If the run-time cost of conversion to Clojure data is OK, then zippers are the Cadillac of next steps. Traversing the zipper, you can “see” up and down and all directions from the current node, which can be convenient. At the other extreme is the standard library’s best-kept secret: xml-seq! Demonstrated here on an “RSS” feed which has its own title, in addition to items with titles. We select only the items’ titles:

user> (let [x (xml/parse-str "<rss><channel><title>Channel title</title><item><title>Tech.ToryAnderson.com</title></item><item><title>Second item</title><guid>foo</guid></item></channel></rss>")]
         (->> (xml-seq x)
              (filter #(= (:tag %) :item))
              (mapcat :content)
              (filter #(= (:tag %) :title))
              (mapcat :content)))

("Tech.ToryAnderson.com" "Second item")

Webdev_Tory · August 6, 2020, 8:40pm

+1 for showing me xml-seq. This works as a clojure-native searching method, but still lacks the advanced searching of something like xpath e.g. it’s non-trivial to perform a query like “All title nodes that are under doc.type=movie”. Or maybe I just need to embrace a more clojure way of thinking here.

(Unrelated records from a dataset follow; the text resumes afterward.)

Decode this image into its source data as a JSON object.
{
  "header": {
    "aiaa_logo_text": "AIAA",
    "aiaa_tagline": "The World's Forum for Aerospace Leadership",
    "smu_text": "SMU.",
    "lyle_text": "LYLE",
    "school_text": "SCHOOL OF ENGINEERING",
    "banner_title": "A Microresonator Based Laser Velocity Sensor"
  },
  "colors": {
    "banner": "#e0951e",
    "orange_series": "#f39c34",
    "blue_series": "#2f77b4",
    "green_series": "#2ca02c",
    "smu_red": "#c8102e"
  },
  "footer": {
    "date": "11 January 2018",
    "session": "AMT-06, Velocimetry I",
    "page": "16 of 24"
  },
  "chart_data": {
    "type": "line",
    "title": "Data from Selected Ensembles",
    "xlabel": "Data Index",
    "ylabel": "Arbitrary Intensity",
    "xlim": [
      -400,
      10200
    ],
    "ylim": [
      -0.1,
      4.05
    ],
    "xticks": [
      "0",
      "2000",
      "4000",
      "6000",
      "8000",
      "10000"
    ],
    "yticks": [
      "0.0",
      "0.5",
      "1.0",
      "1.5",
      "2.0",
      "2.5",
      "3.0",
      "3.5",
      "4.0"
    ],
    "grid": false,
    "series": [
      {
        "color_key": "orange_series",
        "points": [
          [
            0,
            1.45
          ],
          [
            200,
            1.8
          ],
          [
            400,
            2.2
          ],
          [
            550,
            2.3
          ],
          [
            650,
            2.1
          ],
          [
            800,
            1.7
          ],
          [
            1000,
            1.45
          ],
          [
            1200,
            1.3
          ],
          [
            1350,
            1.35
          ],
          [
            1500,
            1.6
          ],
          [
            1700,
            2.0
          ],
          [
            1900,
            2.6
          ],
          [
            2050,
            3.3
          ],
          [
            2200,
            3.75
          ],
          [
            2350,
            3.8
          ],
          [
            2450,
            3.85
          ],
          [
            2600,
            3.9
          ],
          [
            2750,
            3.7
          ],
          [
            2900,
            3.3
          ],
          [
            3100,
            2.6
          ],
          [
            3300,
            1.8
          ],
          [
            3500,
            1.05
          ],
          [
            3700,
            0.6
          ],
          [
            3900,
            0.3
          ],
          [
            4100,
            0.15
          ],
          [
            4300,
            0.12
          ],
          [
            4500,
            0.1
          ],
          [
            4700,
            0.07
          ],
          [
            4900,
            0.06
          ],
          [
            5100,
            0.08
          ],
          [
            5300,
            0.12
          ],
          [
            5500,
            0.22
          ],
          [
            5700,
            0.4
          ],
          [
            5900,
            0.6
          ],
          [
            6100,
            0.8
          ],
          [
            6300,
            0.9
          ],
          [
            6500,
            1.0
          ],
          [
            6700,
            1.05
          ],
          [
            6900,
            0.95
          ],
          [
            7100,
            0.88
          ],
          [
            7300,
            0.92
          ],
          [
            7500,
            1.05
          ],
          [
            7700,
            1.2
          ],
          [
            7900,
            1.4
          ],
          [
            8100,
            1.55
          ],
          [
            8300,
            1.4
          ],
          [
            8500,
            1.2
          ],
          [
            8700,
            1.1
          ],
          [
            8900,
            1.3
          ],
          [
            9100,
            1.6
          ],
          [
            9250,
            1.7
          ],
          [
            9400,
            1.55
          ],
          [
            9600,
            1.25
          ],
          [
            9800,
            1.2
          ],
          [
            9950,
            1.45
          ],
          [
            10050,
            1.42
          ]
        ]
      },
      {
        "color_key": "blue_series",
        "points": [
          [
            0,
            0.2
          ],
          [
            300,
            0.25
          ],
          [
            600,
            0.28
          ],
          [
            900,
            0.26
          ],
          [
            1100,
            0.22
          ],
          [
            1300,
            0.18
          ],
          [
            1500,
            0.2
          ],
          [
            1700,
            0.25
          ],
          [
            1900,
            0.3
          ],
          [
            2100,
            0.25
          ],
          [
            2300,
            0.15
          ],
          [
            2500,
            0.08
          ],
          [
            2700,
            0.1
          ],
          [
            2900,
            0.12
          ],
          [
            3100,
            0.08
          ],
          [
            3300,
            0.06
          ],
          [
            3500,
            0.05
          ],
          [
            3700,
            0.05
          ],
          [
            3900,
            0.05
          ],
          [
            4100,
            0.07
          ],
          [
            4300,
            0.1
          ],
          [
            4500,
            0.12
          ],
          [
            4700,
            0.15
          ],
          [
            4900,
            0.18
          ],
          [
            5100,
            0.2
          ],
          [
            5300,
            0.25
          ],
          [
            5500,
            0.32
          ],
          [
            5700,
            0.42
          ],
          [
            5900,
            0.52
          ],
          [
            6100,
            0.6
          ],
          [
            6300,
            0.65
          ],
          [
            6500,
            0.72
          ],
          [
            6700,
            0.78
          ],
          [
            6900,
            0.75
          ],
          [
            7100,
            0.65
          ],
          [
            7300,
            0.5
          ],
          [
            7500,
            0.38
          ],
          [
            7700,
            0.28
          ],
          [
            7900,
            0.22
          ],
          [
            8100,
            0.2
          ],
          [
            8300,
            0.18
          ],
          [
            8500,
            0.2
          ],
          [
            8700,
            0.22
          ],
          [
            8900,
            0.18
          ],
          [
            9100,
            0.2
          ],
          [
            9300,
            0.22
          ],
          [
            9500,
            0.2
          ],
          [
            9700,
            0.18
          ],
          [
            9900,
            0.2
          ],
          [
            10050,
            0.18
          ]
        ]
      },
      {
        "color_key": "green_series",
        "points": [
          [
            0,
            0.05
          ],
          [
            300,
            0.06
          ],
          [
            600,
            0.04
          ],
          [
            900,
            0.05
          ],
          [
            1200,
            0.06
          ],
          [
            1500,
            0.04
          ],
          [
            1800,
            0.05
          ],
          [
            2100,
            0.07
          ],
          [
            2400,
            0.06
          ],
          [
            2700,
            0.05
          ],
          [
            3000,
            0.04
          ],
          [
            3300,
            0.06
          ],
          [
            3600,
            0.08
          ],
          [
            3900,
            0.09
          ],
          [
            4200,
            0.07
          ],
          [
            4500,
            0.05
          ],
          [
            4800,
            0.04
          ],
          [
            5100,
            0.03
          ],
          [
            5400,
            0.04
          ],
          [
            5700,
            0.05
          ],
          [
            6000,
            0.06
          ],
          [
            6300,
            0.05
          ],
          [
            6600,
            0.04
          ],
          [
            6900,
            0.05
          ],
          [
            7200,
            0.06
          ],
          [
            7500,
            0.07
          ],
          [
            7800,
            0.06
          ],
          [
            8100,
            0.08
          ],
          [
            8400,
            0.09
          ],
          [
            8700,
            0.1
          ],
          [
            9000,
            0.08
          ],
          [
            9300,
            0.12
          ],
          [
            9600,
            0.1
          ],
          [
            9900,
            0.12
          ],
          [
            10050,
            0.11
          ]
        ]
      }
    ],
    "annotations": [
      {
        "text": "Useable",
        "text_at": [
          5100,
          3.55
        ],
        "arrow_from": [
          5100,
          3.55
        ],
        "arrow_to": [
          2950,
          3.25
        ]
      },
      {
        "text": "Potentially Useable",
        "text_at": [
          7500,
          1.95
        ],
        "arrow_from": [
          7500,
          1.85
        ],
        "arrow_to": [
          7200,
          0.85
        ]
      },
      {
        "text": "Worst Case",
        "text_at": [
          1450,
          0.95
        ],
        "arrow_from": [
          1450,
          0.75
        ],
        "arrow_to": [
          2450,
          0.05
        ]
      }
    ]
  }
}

Phill · August 6, 2020, 11:07pm

Working in ClojureScript, in a browser, there’s no dishonor in using the browser’s built-in XPath. In “pure Clojure”, Enlive accomplished something more flexible than XPath with zippers, but Enlive’s notation will seem abstruse unless it’s obvious that XPath would have been harder. (The zippery part of Enlive is here: https://github.com/cgrand/enlive/blob/master/src/net/cgrand/enlive_html.clj)

Webdev_Tory · August 8, 2020, 9:43pm

sadly, xml-seq appears to be CLJ only, not cljs

Phill · August 9, 2020, 9:20pm

How strange! This deficiency of ClojureScript is not mentioned on “Differences from Clojure” https://clojurescript.org/about/differences.

On the bright side, xml-seq is a one-liner, an application of tree-seq, which appears to be in ClojureScript.

Webdev_Tory · August 12, 2020, 10:44pm

Big thanks to the comments and suggestions here. I learned much and gained some strong opinions/appreciations. Block link forthcoming.

system · February 11, 2021, 10:44am

This topic was automatically closed 182 days after the last reply. New replies are no longer allowed.